Na rozpoczynającej się w tym tygodniu 9 edycji festiwalu Planete+ Doc Review dokumenty przyciągają błyskotliwym sposobem realizacji, wizualnym żywiołem. Nie obalają tabu, nie agitują, starają się raczej oddziaływać na zmysły, burzyć potoczne wyobrażenie o tym, że świat jest nieskomplikowany i pozbawiony tajemnicy. Najlepsze z nich przypominają wspaniałe poetyckie kompozycje, odkrywające nieznane przestrzenie. Jak w przypadku niepokojącego „Niech żyją Antypody!” Rosjanina Wiktora Kossakowskiego. Film został oparty na prostym pomyśle skonfrontowania ośmiu miejsc leżących na przeciwległych stronach globu. Kamera wykonuje piruety, starając się przywołać dziecinne wrażenie, że gdzieś pod spodem, na drugim krańcu kuli ziemskiej, podobne do nas istoty chodzą głowami do dołu, pojazdy suną po asfaltowych obłokach, a rzeki jakimś cudem nie spadają prosto w przepaść.

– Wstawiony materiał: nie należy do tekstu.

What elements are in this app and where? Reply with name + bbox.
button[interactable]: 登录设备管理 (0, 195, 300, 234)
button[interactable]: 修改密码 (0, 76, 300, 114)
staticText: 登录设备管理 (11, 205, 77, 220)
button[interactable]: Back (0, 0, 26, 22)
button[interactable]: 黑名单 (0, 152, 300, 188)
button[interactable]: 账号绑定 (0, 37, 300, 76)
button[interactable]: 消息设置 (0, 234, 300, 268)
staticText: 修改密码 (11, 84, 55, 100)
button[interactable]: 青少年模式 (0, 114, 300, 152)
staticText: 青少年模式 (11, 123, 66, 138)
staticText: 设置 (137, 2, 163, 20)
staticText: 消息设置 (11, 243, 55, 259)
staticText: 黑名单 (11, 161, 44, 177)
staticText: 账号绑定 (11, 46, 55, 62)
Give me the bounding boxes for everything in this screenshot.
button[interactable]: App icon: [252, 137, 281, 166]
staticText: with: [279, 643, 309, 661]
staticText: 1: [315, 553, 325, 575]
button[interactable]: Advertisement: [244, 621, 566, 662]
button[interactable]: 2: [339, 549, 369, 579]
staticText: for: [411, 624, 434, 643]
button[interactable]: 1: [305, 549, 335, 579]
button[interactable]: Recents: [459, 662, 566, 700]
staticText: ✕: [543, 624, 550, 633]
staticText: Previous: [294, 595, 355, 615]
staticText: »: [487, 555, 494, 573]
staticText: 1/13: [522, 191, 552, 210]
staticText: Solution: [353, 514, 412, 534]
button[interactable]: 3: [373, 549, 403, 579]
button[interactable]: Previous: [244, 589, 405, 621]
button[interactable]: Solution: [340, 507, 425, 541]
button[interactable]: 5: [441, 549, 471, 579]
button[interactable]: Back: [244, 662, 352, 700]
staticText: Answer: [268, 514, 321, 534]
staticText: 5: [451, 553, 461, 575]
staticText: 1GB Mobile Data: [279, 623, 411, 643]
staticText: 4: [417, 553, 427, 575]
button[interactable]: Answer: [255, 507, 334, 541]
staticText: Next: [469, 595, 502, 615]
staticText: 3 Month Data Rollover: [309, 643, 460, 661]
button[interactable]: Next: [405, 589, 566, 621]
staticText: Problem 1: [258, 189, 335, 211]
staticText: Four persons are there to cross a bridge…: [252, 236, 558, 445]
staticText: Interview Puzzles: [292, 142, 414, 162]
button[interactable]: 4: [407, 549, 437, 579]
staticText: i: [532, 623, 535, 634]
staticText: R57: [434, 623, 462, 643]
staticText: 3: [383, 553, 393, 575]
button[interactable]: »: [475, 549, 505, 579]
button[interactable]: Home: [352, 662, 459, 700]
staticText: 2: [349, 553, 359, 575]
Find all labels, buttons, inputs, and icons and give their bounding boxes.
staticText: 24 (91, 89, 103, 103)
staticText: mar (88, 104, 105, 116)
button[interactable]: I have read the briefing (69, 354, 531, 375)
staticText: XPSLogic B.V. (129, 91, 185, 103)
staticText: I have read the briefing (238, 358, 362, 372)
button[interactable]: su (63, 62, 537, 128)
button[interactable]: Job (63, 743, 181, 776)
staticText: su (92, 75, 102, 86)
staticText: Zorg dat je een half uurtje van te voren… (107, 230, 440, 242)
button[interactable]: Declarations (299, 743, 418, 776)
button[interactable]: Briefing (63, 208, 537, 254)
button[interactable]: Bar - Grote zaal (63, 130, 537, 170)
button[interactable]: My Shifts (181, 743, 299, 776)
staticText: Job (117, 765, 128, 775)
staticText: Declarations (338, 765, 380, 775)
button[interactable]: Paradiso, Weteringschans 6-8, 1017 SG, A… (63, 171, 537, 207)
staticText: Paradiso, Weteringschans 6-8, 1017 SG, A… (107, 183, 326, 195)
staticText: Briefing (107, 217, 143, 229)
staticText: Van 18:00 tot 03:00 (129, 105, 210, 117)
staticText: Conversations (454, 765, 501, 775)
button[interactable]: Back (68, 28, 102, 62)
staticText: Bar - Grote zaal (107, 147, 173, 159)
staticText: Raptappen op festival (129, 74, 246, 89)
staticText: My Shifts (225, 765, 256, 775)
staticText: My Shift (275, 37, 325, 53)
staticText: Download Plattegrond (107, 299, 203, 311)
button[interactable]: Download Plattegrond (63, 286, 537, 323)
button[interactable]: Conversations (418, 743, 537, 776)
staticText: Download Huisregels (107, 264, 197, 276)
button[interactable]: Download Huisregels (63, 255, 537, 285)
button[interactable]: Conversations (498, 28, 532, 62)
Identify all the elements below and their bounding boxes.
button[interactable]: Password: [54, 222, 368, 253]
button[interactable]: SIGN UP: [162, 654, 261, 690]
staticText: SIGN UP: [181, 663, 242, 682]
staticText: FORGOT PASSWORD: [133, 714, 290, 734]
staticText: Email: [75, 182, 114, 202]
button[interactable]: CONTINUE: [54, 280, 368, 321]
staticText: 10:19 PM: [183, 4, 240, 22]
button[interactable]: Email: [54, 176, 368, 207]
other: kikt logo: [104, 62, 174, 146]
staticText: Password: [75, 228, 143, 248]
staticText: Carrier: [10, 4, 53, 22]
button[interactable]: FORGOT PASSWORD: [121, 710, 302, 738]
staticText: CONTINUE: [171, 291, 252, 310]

Na mieszkańców globalnej wioski patrzymy oczami dziecka. Rzadkie zjawiska przyrodnicze, takie jak rozżarzona lawa, leniwie przesuwająca się po równinie, czy zdychający, przypominający górę wieloryb, wyrzucony na brzeg oceanu, sąsiadują ze sobą na tych samych surrealistycznych prawach. Jakakolwiek próba racjonalnej interpretacji budzących nieustanne zdziwienie obrazów wydaje się niemożliwa. Stoimy wobec sprzecznych sygnałów. W psychologii eksperymentalnej nazywa się to efektem „figury Thiery’ego”. Nie udaje się wyłowić jednego, geometrycznego kształtu, bo ustawicznie nam się on wymyka, natrafiamy na inne, zmuszające do ponawiania prób.
Kossakowski nic nie podpowiada słownym komentarzem. Nie posługuje się modną technologią 3D, jak Wenders czy Herzog. Nie stosuje tricków, dynamicznego montażu, poklatkowych ujęć. Nie wymusza emocji starannie dobraną muzyką, jak mają to w zwyczaju naśladowcy Godfreya Reggio, pamiętnego twórcy wizjonerskiej trylogii „qatsi”.